= Andrew Murray Scott =

Andrew Murray Scott (born 1955 in Aberdeen, Scotland) is a novelist, poet and non-fiction book writer. His first novel, Tumulus, appeared in 2000, as the winner of the inaugural Dundee International Book Prize for unpublished novels, against 82 other manuscripts, winning the author £6,000 plus a publishing deal. A second novel, Estuary Blue, appeared in 2001 from the same publisher, Polygon, of Edinburgh. In 2007, a third novel, The Mushroom Club, appeared and Scott's fourth novel, The Big J published by Steve Savage Publishers Ltd, was published in April 2008 while a fifth novel In A Dead Man's Jacket, was published as an ebook in 2012.
In 2019, Andrew published the first of a series of Scottish political conspiracy thrillers featuring freelance journalist Willie Morton, https://www.amazon.co.uk/Andrew-Scott/e/B07MQCTK9K/ref=dp_byline_cont_ebooks_1. Deadly Secrecy appeared under a shortened version of his name: Andrew Scott, and this was followed by 'Scotched Nation', in 2020 by 'Oblivion's Ghost' and in 2021, 'Sovereign Cause'.
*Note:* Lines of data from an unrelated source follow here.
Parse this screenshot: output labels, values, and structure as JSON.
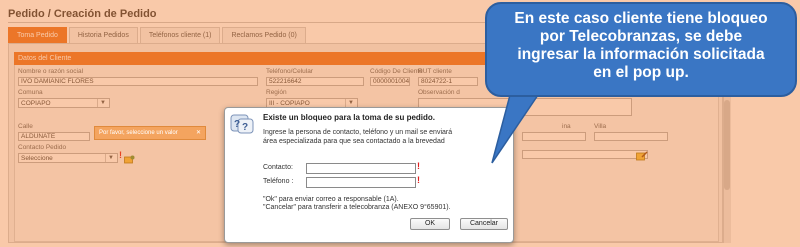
{
  "page": {
    "title": "Pedido / Creación de Pedido"
  },
  "tabs": [
    {
      "label": "Toma Pedido",
      "active": true
    },
    {
      "label": "Historia Pedidos",
      "active": false
    },
    {
      "label": "Teléfonos cliente (1)",
      "active": false
    },
    {
      "label": "Reclamos Pedido (0)",
      "active": false
    }
  ],
  "section": {
    "header": "Datos del Cliente"
  },
  "form": {
    "name_label": "Nombre o razón social",
    "name_value": "IVO DAMIANIC FLORES",
    "phone_label": "Teléfono/Celular",
    "phone_value": "522216642",
    "code_label": "Código De Cliente",
    "code_value": "0000001004",
    "rut_label": "RUT cliente",
    "rut_value": "8024722-1",
    "comuna_label": "Comuna",
    "comuna_value": "COPIAPO",
    "region_label": "Región",
    "region_value": "III - COPIAPO",
    "obs_label": "Observación d",
    "calle_label": "Calle",
    "calle_value": "ALDUNATE",
    "depto_label": "ina",
    "villa_label": "Villa",
    "contact_label": "Contacto Pedido",
    "contact_value": "Seleccione",
    "arrow": "▼"
  },
  "tooltip": {
    "text": "Por favor, seleccione un valor",
    "close": "✕"
  },
  "bubble": {
    "lines": [
      "En este caso cliente tiene bloqueo",
      "por Telecobranzas, se debe",
      "ingresar la información solicitada",
      "en el pop up."
    ]
  },
  "modal": {
    "title": "Existe un bloqueo para la toma de su pedido.",
    "text_line1": "Ingrese la persona de contacto, teléfono y un mail se enviará",
    "text_line2": "área especializada para que sea contactado a la brevedad",
    "contact_label": "Contacto:",
    "phone_label": "Teléfono :",
    "contact_value": "",
    "phone_value": "",
    "required_mark": "!",
    "note_line1": "\"Ok\" para enviar correo a responsable (1A).",
    "note_line2": "\"Cancelar\" para transferir a telecobranza (ANEXO 9°65901).",
    "ok_label": "OK",
    "cancel_label": "Cancelar"
  },
  "colors": {
    "accent": "#e97528",
    "bubble": "#3a76c4"
  }
}
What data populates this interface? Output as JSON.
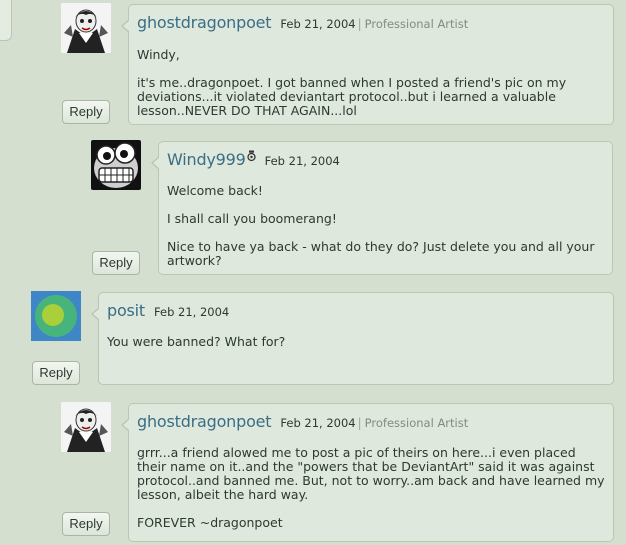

Scott is also the author of ten non-fiction books including a biography of the first Jacobite leader, John Grahame of Claverhouse, Bonnie Dundee which was reprinted in 2000 and will soon be available from the publisher in ebook and POD formats. Andrew has written several other books about the history and culture of the city of Dundee, including Dundee's Literary Lives. A collection of poems titled Dancing Underwater, was published by Cateran Press in September 2009.

He is so far perhaps best known for his biographical work on the writer Alexander Trocchi (1925–84). His biography of Trocchi, The Making of the Monster, first published by Polygon in 1991, was reprinted in paperback in 2012 by Kennedy & Boyd. Scott also edited Invisible Insurrection: A Trocchi Reader, which appeared in tandem with the biography in 1991 and was reprinted in 1996. Both books proved influential in promoting reprints of Trocchi's work and led to a revaluation of his career and reputation, particularly amongst a new generation of Scottish writers such as Irvine Welsh, Alan Warner, Barry Graham and numerous others. The biography was widely-reviewed by critics and received acclaim from literary alumni such as Colin Wilson, Archie Hind, Edwin Morgan and Martin Seymour-Smith.

Andrew Murray Scott's archives are held by the Archive Service, University of Dundee. The collection includes manuscripts, books and correspondence by Scott from the 1970s to 2007 as well as photographs.